Un hogar para los que aman cuba

Mi abuelo y Girón

foto: InternetHabía comenzado la pesadilla de las bombas, el despojo de pueblos enteros sin libertad; cuando este niño nació, en tierras de azúcar, café y tiempo de vacas flacas. Era 1939, un cuatro de octubre y del vientre limpiecito de una negra, como solían decir los blancos; salió el párvulo.

Sus hermanos, para trabajar debieron recorrer la isla entera, 700 km al norte para cortar caña, mientras su mama, laboraba sufriendo los atrasos de una lavandera, con ingenios para almidonar la ropa y ganando siete pesos al mes.

De su padre, se supo poco, solo que ni el apellido le heredó, tal y como pasó tres generaciones después.
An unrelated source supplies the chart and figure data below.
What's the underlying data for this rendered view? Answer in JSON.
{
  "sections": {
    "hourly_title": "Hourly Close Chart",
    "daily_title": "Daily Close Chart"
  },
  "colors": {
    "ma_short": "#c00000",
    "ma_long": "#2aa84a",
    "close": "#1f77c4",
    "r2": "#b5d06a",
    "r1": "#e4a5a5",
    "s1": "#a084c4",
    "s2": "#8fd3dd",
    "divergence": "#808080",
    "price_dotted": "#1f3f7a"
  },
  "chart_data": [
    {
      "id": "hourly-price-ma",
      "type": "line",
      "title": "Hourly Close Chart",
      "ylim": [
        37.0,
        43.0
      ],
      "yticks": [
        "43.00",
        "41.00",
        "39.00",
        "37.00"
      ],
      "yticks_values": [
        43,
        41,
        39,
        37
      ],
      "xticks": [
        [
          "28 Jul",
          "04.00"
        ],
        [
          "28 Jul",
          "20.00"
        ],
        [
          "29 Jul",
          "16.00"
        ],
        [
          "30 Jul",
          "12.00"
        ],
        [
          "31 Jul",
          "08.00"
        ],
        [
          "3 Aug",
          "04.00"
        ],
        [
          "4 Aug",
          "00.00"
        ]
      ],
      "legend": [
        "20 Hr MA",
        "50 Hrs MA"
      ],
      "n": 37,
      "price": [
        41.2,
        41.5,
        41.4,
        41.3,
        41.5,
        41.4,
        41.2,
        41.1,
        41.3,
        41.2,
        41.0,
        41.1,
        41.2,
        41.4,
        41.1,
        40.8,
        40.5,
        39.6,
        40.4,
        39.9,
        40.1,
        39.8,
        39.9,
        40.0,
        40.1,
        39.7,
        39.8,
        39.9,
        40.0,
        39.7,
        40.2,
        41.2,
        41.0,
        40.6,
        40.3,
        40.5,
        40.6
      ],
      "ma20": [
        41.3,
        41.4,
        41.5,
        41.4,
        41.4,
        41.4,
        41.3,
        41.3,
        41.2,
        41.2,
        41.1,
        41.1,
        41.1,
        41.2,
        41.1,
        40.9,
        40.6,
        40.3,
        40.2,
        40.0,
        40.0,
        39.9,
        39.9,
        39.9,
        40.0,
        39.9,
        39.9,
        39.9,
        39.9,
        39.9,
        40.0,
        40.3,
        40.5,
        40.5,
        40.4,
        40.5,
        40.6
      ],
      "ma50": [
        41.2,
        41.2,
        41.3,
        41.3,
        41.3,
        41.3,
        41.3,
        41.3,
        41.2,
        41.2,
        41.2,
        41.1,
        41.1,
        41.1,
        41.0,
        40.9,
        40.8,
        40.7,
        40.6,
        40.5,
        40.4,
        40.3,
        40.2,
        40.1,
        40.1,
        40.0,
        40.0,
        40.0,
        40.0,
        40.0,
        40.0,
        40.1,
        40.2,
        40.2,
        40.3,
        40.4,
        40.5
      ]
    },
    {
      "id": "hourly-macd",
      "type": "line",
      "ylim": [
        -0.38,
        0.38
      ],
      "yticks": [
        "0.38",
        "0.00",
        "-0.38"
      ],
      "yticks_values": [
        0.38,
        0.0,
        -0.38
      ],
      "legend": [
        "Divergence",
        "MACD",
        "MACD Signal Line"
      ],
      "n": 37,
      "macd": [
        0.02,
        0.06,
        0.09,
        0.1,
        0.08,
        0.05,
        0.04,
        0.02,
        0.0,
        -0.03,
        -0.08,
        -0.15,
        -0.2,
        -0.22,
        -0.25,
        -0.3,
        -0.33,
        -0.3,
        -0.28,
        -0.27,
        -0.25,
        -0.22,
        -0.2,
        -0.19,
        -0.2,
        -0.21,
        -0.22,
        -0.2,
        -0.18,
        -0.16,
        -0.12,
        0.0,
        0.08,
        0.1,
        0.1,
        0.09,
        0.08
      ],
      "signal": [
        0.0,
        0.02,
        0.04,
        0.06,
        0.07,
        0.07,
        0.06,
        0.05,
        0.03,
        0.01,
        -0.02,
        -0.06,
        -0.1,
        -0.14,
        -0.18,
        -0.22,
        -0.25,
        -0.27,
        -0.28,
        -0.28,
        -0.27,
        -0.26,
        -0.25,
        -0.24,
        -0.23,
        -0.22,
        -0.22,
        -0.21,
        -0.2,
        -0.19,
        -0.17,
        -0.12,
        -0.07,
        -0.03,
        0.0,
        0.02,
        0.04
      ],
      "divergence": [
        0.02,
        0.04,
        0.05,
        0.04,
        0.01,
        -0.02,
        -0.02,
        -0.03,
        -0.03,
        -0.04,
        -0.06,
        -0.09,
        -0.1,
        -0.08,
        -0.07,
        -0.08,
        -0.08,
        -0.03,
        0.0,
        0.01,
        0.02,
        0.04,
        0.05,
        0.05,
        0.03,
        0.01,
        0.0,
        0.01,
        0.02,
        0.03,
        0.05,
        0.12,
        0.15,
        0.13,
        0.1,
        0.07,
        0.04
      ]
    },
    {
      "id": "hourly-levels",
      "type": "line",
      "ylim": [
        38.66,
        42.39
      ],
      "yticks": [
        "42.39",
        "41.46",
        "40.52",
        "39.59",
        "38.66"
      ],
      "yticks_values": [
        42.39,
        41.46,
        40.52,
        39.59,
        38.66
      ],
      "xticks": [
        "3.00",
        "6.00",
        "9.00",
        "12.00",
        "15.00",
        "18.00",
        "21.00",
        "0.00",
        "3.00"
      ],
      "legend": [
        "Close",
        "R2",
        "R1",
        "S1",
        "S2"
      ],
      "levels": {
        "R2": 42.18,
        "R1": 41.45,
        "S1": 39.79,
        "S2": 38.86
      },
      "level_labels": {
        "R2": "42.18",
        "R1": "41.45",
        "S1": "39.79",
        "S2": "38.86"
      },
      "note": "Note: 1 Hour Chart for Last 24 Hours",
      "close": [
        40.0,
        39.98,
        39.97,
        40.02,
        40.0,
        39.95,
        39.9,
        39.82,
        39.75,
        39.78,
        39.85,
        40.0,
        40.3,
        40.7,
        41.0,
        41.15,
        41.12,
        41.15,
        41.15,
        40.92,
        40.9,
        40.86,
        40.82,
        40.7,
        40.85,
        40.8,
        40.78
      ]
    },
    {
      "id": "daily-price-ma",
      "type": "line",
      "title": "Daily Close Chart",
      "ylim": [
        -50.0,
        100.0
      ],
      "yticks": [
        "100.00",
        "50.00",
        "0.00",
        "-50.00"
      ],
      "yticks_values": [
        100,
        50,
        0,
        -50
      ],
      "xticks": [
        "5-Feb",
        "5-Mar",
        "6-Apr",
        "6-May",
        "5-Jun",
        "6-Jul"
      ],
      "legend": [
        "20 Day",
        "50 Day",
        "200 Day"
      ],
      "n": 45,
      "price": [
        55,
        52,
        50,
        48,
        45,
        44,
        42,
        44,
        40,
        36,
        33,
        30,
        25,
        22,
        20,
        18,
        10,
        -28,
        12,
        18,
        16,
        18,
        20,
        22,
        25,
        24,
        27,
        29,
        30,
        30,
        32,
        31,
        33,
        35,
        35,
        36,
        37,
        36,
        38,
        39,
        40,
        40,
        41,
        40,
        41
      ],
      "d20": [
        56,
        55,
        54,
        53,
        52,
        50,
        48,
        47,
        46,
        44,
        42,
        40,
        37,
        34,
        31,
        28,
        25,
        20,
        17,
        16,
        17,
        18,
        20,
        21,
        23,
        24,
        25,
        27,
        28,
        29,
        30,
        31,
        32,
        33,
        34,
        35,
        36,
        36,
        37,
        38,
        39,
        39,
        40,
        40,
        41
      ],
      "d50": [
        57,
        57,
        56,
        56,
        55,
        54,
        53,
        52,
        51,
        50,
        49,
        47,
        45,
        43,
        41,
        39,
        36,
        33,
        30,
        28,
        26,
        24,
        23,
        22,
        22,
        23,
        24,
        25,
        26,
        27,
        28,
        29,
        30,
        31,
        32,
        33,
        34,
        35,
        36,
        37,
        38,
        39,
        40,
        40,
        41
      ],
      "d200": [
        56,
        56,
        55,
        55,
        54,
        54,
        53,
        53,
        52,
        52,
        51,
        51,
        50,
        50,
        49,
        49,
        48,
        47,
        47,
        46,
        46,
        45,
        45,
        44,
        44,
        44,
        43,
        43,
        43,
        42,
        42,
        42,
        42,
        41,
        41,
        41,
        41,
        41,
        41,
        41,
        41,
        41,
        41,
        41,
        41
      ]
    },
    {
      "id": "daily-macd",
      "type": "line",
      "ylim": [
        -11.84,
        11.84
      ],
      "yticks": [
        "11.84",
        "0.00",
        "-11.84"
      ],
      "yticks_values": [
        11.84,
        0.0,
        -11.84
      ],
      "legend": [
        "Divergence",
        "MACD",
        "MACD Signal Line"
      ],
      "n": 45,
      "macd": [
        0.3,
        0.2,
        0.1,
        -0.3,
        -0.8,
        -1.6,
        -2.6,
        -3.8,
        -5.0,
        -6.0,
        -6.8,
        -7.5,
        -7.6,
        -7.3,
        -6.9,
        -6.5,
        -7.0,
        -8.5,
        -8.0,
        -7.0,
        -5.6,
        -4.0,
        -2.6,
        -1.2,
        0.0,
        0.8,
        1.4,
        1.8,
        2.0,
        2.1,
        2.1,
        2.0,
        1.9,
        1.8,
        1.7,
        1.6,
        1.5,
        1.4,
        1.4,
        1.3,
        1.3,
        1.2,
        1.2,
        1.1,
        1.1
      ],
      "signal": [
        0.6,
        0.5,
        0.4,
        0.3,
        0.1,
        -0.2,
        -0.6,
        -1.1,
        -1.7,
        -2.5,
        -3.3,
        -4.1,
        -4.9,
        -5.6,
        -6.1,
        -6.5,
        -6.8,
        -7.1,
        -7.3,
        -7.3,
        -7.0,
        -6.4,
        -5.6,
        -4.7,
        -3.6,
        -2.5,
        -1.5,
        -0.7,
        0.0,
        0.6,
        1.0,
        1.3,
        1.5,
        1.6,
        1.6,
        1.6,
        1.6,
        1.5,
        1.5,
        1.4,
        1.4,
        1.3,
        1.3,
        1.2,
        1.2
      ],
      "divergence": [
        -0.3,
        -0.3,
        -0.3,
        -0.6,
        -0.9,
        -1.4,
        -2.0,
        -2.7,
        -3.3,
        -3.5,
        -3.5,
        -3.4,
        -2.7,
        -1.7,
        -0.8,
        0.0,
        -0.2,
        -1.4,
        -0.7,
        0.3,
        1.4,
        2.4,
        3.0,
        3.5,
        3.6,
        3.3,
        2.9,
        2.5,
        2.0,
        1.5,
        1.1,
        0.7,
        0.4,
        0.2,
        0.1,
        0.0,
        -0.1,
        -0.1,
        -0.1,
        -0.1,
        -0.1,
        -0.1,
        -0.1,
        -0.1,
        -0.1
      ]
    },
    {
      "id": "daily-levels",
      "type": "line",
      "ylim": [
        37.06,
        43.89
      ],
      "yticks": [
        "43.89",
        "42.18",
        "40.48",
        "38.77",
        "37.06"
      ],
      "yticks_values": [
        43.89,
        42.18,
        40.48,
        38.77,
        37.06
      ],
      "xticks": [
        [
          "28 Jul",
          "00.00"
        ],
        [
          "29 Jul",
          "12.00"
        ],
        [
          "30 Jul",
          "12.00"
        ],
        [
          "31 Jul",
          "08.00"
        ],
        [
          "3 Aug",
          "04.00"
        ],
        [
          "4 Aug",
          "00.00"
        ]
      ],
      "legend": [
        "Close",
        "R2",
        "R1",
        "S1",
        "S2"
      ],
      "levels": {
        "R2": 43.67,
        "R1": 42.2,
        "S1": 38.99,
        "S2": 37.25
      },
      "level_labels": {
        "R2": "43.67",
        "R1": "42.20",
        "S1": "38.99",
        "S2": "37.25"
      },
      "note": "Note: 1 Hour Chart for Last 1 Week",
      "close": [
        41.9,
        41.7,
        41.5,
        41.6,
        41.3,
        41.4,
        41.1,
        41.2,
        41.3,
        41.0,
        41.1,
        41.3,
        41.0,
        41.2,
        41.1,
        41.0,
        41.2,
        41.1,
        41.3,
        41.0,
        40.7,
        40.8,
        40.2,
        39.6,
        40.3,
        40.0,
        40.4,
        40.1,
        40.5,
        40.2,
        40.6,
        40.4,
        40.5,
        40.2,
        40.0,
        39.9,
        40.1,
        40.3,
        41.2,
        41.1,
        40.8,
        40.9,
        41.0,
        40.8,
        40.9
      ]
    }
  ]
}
La historia como la de muchos, se repetía una y otra vez para los niños que no disfrutaron de su niñez: pedir dinero para comer, limpiar botas y cargar maletas en las estaciones de trenes para ayudar a la familia.

Y el niño recuerda cuando estaban dando Blanca Nieves y los siete enanitos en el cine del pueblo y ellos, por negros y por pobres, no pudieron entrar a verla. Solo por 15 centavos.

Se hizo hombre, luchó en la Sierra, y en Girón; no dejó que los invasores profanaran la ciénaga de sus amores. No es cuento de camino, ni lavado de neuronas, esos seres existen para contarlo o al menos hacerle un guiño a la historia.